2. Take n bootstrap samples and fit models to each one.
Fill in the code, then set eval: true
.
n = 100
set.seed(1234)
boot_fits <- duke_forest |>
specify(price ~ area) |>
generate(reps = n, type = "bootstrap") |>
fit()
boot_fits
# A tibble: 200 × 3
# Groups: replicate [100]
replicate term estimate
<int> <chr> <dbl>
1 1 intercept 177388.
2 1 area 125.
3 2 intercept 161078.
4 2 area 150.
5 3 intercept 202354.
6 3 area 118.
7 4 intercept 120750.
8 4 area 162.
9 5 intercept 52127.
10 5 area 180.
# ℹ 190 more rows
Why do we set a seed before taking the bootstrap samples?
Make a histogram of the bootstrap samples to visualize the bootstrap distribution.
boot_fits |>
filter(term == "area") |>
ggplot(aes(x = estimate )) +
geom_histogram()
`stat_bin()` using `bins = 30`. Pick better value with `binwidth`.
3. Compute the 95% confidence interval as the middle 95% of the bootstrap distribution
get_confidence_interval(
boot_fits,
point_estimate = observed_fit,
level = 0.95,
type = "percentile"
)
# A tibble: 2 × 3
term lower_ci upper_ci
<chr> <dbl> <dbl>
1 area 92.4 206.
2 intercept 7014. 285255.
Changing confidence level
Modify the code from Step 3 to create a 90% confidence interval.
get_confidence_interval(
boot_fits,
point_estimate = observed_fit,
level = 0.9,
type = "percentile"
)
# A tibble: 2 × 3
term lower_ci upper_ci
<chr> <dbl> <dbl>
1 area 96.1 197.
2 intercept 20626. 268049.
Modify the code from Step 3 to create a 99% confidence interval.
get_confidence_interval(
boot_fits,
point_estimate = observed_fit,
level = 0.99,
type = "percentile"
)
# A tibble: 2 × 3
term lower_ci upper_ci
<chr> <dbl> <dbl>
1 area 69.7 214.
2 intercept -25879. 351614.
Which confidence level produces the most accurate confidence interval (90%, 95%, 99%)?

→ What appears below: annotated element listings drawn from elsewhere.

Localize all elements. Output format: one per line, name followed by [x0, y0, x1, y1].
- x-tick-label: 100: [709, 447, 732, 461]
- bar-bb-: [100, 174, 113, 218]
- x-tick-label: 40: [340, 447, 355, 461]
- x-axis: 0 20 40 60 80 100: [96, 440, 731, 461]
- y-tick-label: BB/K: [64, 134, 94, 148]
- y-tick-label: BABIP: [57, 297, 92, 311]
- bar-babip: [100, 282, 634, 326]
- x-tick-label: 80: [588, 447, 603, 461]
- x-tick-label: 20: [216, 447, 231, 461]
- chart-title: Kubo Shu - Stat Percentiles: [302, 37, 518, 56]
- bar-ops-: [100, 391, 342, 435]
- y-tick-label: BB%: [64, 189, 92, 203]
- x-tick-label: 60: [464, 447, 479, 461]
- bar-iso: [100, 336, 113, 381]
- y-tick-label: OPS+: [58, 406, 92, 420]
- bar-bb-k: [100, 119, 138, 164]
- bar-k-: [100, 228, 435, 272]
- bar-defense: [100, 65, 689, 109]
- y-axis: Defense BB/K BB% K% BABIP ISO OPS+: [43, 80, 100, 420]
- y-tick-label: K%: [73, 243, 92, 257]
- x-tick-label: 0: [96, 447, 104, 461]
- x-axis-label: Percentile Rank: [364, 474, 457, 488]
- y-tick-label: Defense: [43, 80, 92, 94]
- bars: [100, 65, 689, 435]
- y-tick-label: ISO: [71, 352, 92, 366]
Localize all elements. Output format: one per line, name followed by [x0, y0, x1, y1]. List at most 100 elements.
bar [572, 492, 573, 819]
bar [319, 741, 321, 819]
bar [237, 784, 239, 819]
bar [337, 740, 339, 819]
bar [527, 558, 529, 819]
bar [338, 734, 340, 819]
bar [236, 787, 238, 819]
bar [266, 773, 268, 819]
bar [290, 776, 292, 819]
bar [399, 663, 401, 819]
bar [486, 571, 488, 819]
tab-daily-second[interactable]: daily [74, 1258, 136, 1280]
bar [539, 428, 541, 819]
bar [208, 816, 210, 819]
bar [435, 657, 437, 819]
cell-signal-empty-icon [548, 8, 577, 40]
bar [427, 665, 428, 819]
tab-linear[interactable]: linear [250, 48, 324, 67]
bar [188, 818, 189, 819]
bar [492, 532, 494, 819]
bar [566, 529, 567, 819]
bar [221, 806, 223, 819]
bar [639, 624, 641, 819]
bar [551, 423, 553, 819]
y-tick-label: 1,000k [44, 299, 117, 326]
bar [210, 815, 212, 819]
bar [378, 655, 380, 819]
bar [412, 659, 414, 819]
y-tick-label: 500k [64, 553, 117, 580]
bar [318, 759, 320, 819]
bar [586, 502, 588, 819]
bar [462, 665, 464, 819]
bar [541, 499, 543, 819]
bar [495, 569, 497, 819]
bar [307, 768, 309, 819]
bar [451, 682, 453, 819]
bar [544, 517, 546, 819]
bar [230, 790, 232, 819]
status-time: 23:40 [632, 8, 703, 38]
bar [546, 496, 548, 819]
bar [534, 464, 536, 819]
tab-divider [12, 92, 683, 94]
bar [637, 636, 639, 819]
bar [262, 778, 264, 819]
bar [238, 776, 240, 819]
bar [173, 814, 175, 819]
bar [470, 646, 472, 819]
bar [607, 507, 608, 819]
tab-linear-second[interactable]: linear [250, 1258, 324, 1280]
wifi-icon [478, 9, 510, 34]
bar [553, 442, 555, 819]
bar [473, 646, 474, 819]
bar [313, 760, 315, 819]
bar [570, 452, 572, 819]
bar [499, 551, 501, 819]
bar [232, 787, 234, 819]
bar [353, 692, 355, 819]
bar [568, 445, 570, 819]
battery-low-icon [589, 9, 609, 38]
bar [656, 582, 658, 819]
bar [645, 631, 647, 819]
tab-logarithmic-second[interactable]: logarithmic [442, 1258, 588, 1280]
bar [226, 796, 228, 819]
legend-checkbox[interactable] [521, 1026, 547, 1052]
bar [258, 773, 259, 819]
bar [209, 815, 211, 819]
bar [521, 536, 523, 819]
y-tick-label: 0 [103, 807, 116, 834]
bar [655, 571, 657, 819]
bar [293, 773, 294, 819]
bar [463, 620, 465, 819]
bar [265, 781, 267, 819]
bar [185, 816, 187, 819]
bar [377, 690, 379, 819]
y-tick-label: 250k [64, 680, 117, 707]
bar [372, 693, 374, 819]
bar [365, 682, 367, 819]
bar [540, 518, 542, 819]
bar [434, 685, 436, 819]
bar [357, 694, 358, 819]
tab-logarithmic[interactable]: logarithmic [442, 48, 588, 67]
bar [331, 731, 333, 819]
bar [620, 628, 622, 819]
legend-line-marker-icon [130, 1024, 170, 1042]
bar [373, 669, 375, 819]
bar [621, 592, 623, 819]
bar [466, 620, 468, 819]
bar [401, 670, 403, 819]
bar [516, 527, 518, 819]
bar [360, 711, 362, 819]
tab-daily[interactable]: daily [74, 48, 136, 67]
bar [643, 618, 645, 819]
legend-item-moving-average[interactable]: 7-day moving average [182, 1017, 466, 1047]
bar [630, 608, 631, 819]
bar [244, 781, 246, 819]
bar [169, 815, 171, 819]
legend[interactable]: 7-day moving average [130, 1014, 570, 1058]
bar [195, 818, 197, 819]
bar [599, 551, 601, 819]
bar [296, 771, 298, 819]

Which confidence level produces the most precise confidence interval (90%, 95%, 99%)?
If we want to be very certain that we capture the population parameter, should we use a wider or a narrower interval? What drawbacks are associated with using a wider interval?
The most accurate is the 90% interval - as the widest interval, it is most likely to capture the true parameter. The most precise is the 99% interval - it is the narrowest. A wider interval makes it more likely that we capture the true parameter but can make interpretation less meaningful.